Before Ms. Moreno removed the Ode, the principal of Coalinga High passed the Ode on to the Editor of the Coalinga Record, which published the Ode, with Ms. Moreno’s first and last names, as a letter to the editor. The community reacted strongly (sometimes violently) and the Moreno family was forced to move from Coalinga. The Moreno family alleged that it suffered significant damages as a result.
The court held that Ms. Moreno’s publication of the Ode on myspace.com meant that the Ode was not private, and that Ms. Moreno’s expectation of a more limited myspace.com audience was of no consequence.
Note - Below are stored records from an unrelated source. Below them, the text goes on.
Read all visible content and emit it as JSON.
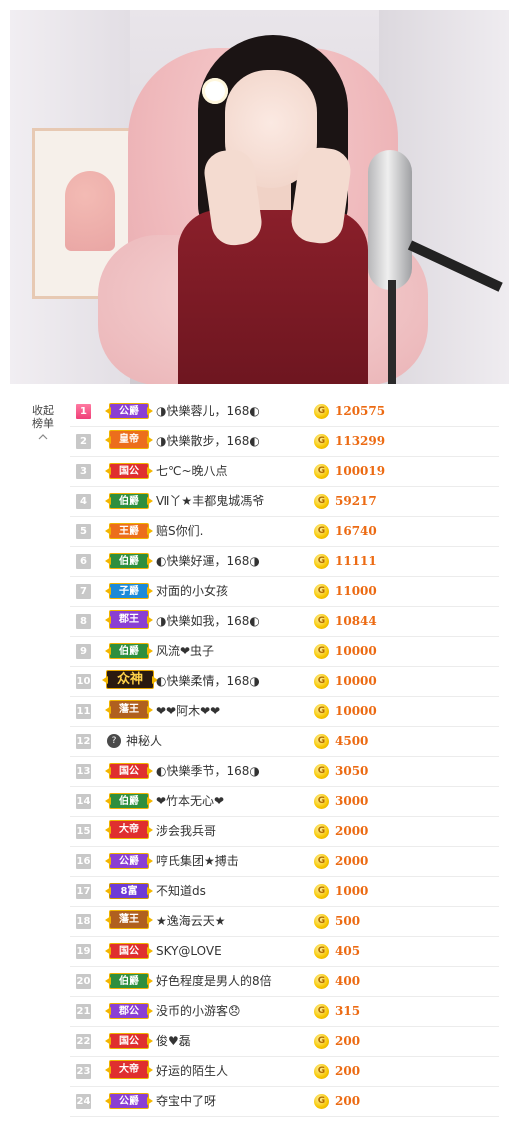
{
  "video": {
    "alt": "streamer video frame"
  },
  "sidebar": {
    "collapse_line1": "收起",
    "collapse_line2": "榜单"
  },
  "coin_symbol": "G",
  "rows": [
    {
      "rank": "1",
      "badge": "公爵",
      "badge_color": "purple",
      "crown": false,
      "name": "◑快樂蓉儿，168◐",
      "score": "120575"
    },
    {
      "rank": "2",
      "badge": "皇帝",
      "badge_color": "orange",
      "crown": true,
      "name": "◑快樂散步，168◐",
      "score": "113299"
    },
    {
      "rank": "3",
      "badge": "国公",
      "badge_color": "red",
      "crown": false,
      "name": "七℃~晚八点",
      "score": "100019"
    },
    {
      "rank": "4",
      "badge": "伯爵",
      "badge_color": "green",
      "crown": false,
      "name": "Ⅶ丫★丰都鬼城馮爷",
      "score": "59217"
    },
    {
      "rank": "5",
      "badge": "王爵",
      "badge_color": "orange",
      "crown": false,
      "name": "赔S你们.",
      "score": "16740"
    },
    {
      "rank": "6",
      "badge": "伯爵",
      "badge_color": "green",
      "crown": false,
      "name": "◐快樂好運，168◑",
      "score": "11111"
    },
    {
      "rank": "7",
      "badge": "子爵",
      "badge_color": "blue",
      "crown": false,
      "name": "对面的小女孩",
      "score": "11000"
    },
    {
      "rank": "8",
      "badge": "郡王",
      "badge_color": "purple",
      "crown": true,
      "name": "◑快樂如我，168◐",
      "score": "10844"
    },
    {
      "rank": "9",
      "badge": "伯爵",
      "badge_color": "green",
      "crown": false,
      "name": "风流❤虫子",
      "score": "10000"
    },
    {
      "rank": "10",
      "badge": "众神",
      "badge_color": "god",
      "crown": true,
      "name": "◐快樂柔情，168◑",
      "score": "10000"
    },
    {
      "rank": "11",
      "badge": "藩王",
      "badge_color": "brown",
      "crown": true,
      "name": "❤❤阿木❤❤",
      "score": "10000"
    },
    {
      "rank": "12",
      "badge": "",
      "badge_color": "secret",
      "crown": false,
      "name": "神秘人",
      "score": "4500"
    },
    {
      "rank": "13",
      "badge": "国公",
      "badge_color": "red",
      "crown": false,
      "name": "◐快樂季节，168◑",
      "score": "3050"
    },
    {
      "rank": "14",
      "badge": "伯爵",
      "badge_color": "green",
      "crown": false,
      "name": "❤竹本无心❤",
      "score": "3000"
    },
    {
      "rank": "15",
      "badge": "大帝",
      "badge_color": "red",
      "crown": true,
      "name": "涉会我兵哥",
      "score": "2000"
    },
    {
      "rank": "16",
      "badge": "公爵",
      "badge_color": "purple",
      "crown": false,
      "name": "哼氏集团★搏击",
      "score": "2000"
    },
    {
      "rank": "17",
      "badge": "8富",
      "badge_color": "violet",
      "crown": false,
      "name": "不知道ds",
      "score": "1000"
    },
    {
      "rank": "18",
      "badge": "藩王",
      "badge_color": "brown",
      "crown": true,
      "name": "★逸海云天★",
      "score": "500"
    },
    {
      "rank": "19",
      "badge": "国公",
      "badge_color": "red",
      "crown": false,
      "name": "SKY@LOVE",
      "score": "405"
    },
    {
      "rank": "20",
      "badge": "伯爵",
      "badge_color": "green",
      "crown": false,
      "name": "好色程度是男人的8倍",
      "score": "400"
    },
    {
      "rank": "21",
      "badge": "郡公",
      "badge_color": "purple",
      "crown": false,
      "name": "没币的小游客😞",
      "score": "315"
    },
    {
      "rank": "22",
      "badge": "国公",
      "badge_color": "red",
      "crown": false,
      "name": "俊♥磊",
      "score": "200"
    },
    {
      "rank": "23",
      "badge": "大帝",
      "badge_color": "red",
      "crown": true,
      "name": "好运的陌生人",
      "score": "200"
    },
    {
      "rank": "24",
      "badge": "公爵",
      "badge_color": "purple",
      "crown": false,
      "name": "夺宝中了呀",
      "score": "200"
    }
  ],
  "colors": {
    "score": "#ec6a12",
    "rank_first": "#ef3f78",
    "rank_default": "#c8c8c8"
  }
}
Further, the fact that she removed the Ode prior to publication in the Coalinga Record did not render the Ode private; “[t]he publication was not so obscure or transient that it was not accessed by others.” Slip op. at 6. Finally, the Court held that the Moreno family did not have standing to sue based on alleged invasion of Ms. Moreno’s privacy; “the right of privacy is purely personal.” Id.
It is not clear from the Court’s opinion whether Ms. Moreno had protected her myspace.com page with some kind of privacy settings. The outcome might have been different had Ms. Moreno explicitly alleged that she did so. Because the court ruled at the demurrer stage, there was no evidence regarding that issue.